United States. No federal AI law, but a patchwork at the state and city level. New York City's Local Law 144 requires annual bias audits and candidate notice for automated employment decision tools used in hiring or promotion. Colorado's AI Act takes effect February 2026 and treats employment AI as high-risk with mandated risk assessments and disclosures. Illinois has both a Video Interview Act (in force since 2020) and a new amendment to its Human Rights Act (effective January 2026) covering AI in employment decisions. California's FEHC Automated Decision Systems Regulations took effect October 2025 and require human oversight of AI in employment decisions, with four-year record retention.
Canada. The Artificial Intelligence and Data Act is pending and would impose EU-like obligations on high-impact AI systems.
China. The picture is layered. The Algorithmic Recommendation Regulations (in force since 2022) require disclosure and audit of recommendation algorithms, which catches some HR use cases. The Deep Synthesis Provisions (2023) add labelling and consent requirements for generative content involving real people. The Generative AI Measures (2023) and the related security assessments cover providers operating in mainland China. Together they are stricter on data and content than many HRIS leaders expect, and any AI use case touching mainland China benefits from a separate legal read.
For global HRIS teams, the practical approach is to align with the strictest regime that applies to a given use case. The EU AI Act is the most demanding for HR-related AI, so a process built to satisfy it generally covers most of what other jurisdictions require. That is not legal advice. That is a useful planning heuristic.
The one-page deployer summary your CHRO will eventually ask for
If you do one thing before the next steering meeting, make it this. Write a single page that lists what AI features are in use, what risk category each one sits in, who owns each one, where the AI Fact Sheets live, and how employees are informed. The discipline of fitting it onto a page is what forces the difficult questions: which features have we enabled without an HRIS conversation, which ones have no named owner, which ones we cannot explain to an employee asking how it works. The first version surfaces the gaps. The second version closes them.
Getting to that page usually means a classification pass against every active AI feature, and standing up a small board (HRIS, IT, Legal or Privacy, and a representative from HR) that meets monthly to keep the page accurate as new features ship. Neither of those is heavy lifting once you have the page itself. The page is what holds the rest together.
Where Workday’s own program fits
Worth understanding for context. Workday runs a Responsible AI program that publishes an AI Fact Sheet per feature, covering the purpose, the data inputs, the customer controls available, and how the feature has been tested for fairness. The Fact Sheets are not a substitute for your own deployer assessment, but they are the single most useful starting point. Reading the Fact Sheet first usually cuts the amount of governance work your own team has to redo from scratch by half.

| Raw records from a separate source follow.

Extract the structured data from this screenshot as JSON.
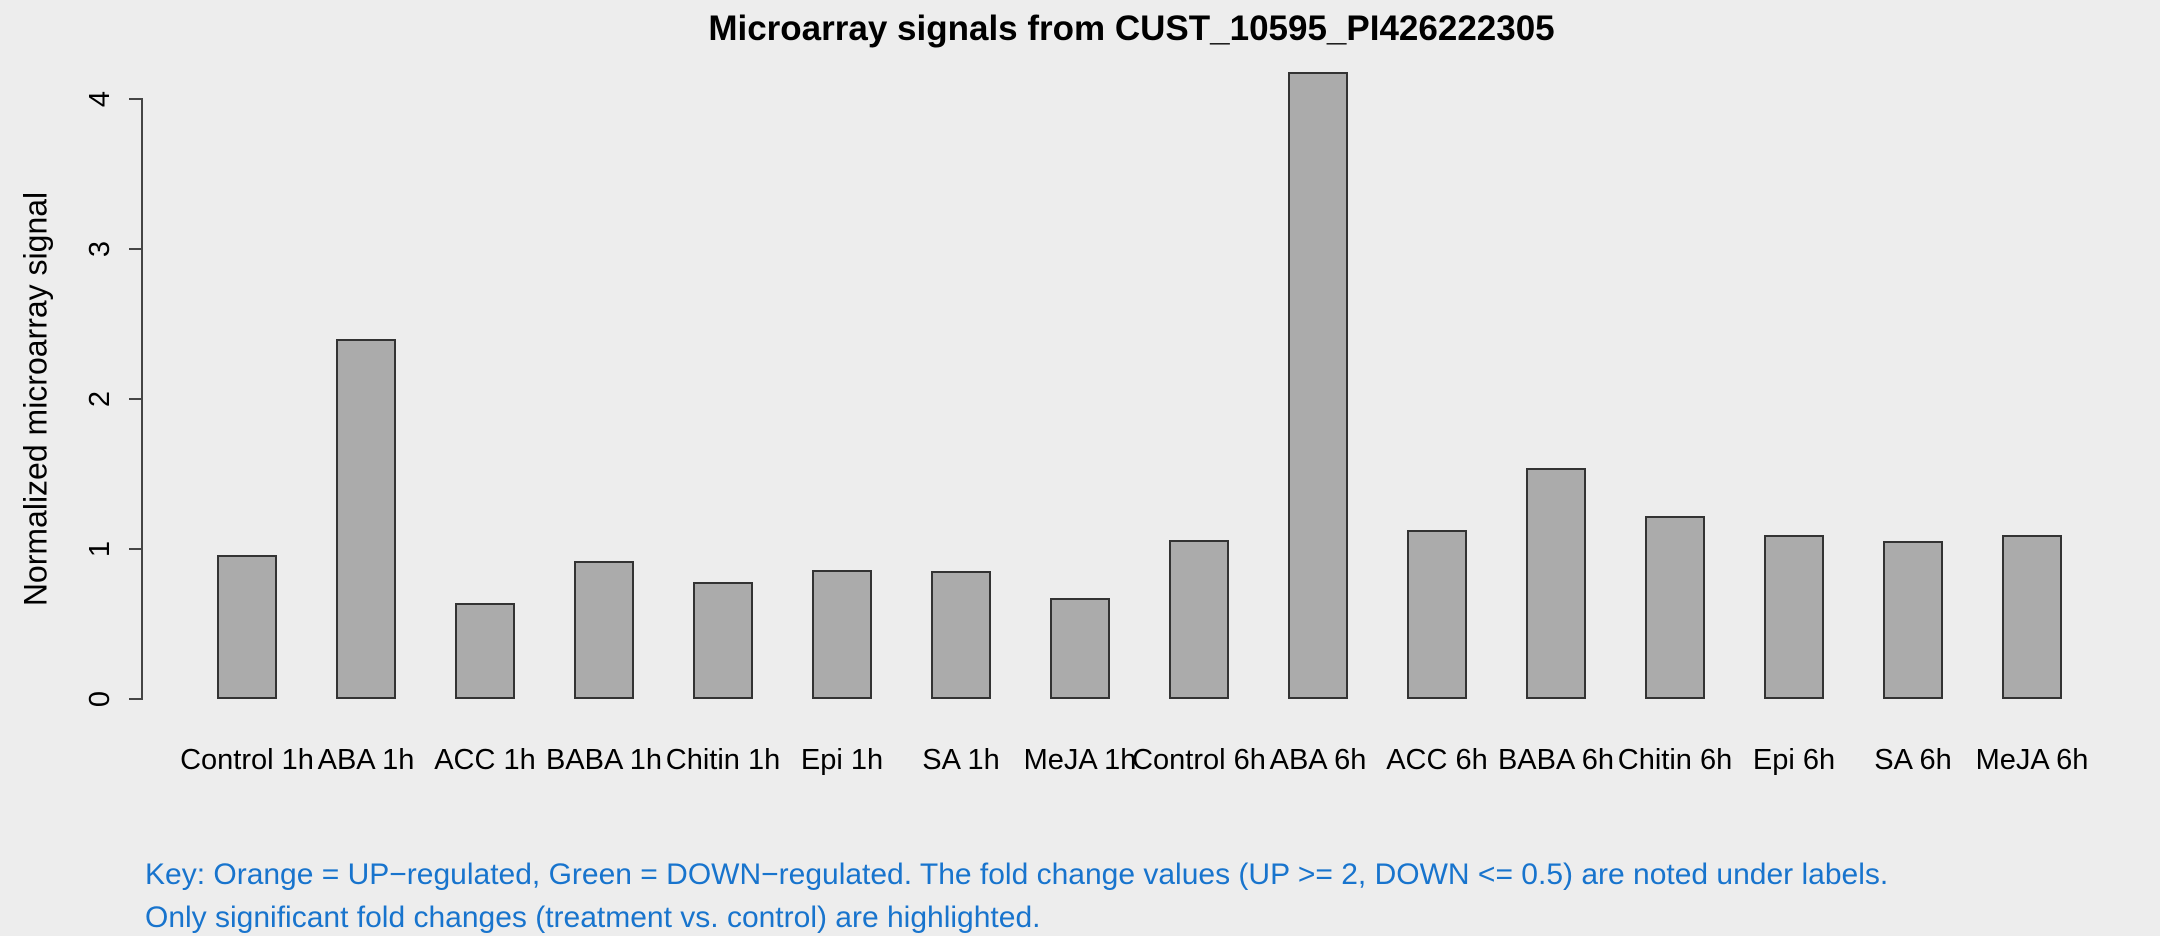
{
  "page": {
    "background": "#EDEDED"
  },
  "chart_data": {
    "type": "bar",
    "title": "Microarray signals from CUST_10595_PI426222305",
    "xlabel": "",
    "ylabel": "Normalized microarray signal",
    "categories": [
      "Control 1h",
      "ABA 1h",
      "ACC 1h",
      "BABA 1h",
      "Chitin 1h",
      "Epi 1h",
      "SA 1h",
      "MeJA 1h",
      "Control 6h",
      "ABA 6h",
      "ACC 6h",
      "BABA 6h",
      "Chitin 6h",
      "Epi 6h",
      "SA 6h",
      "MeJA 6h"
    ],
    "values": [
      0.96,
      2.4,
      0.64,
      0.92,
      0.78,
      0.86,
      0.85,
      0.67,
      1.06,
      4.18,
      1.13,
      1.54,
      1.22,
      1.09,
      1.05,
      1.09
    ],
    "yticks": [
      0,
      1,
      2,
      3,
      4
    ],
    "ylim": [
      0,
      4.2
    ],
    "grid": false,
    "legend": "none",
    "bar_fill": "#ABABAB",
    "bar_border": "#333333",
    "background": "#EDEDED"
  },
  "footer": {
    "key_line1": "Key: Orange = UP−regulated, Green = DOWN−regulated. The fold change values (UP >= 2, DOWN <= 0.5) are noted under labels.",
    "key_line2": "Only significant fold changes (treatment vs. control) are highlighted.",
    "color": "#1874CD"
  }
}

What you can stop worrying about
The Act does not require you to become a lawyer, build a model from scratch, or hire an in-house AI ethicist. It requires disciplined deployer practice on a class of systems that have real consequences for people. Most HRIS teams already have the operating instincts. The work is to formalise them, not to invent them.
Spend the time on the use cases you actually have, with the people you actually need (HRIS, IT, Legal, HR). Talk to your Workday account team about what they are doing on the provider side. Confirm with your DPO or general counsel for anything that feels close to the line. The compliance posture grows up from there.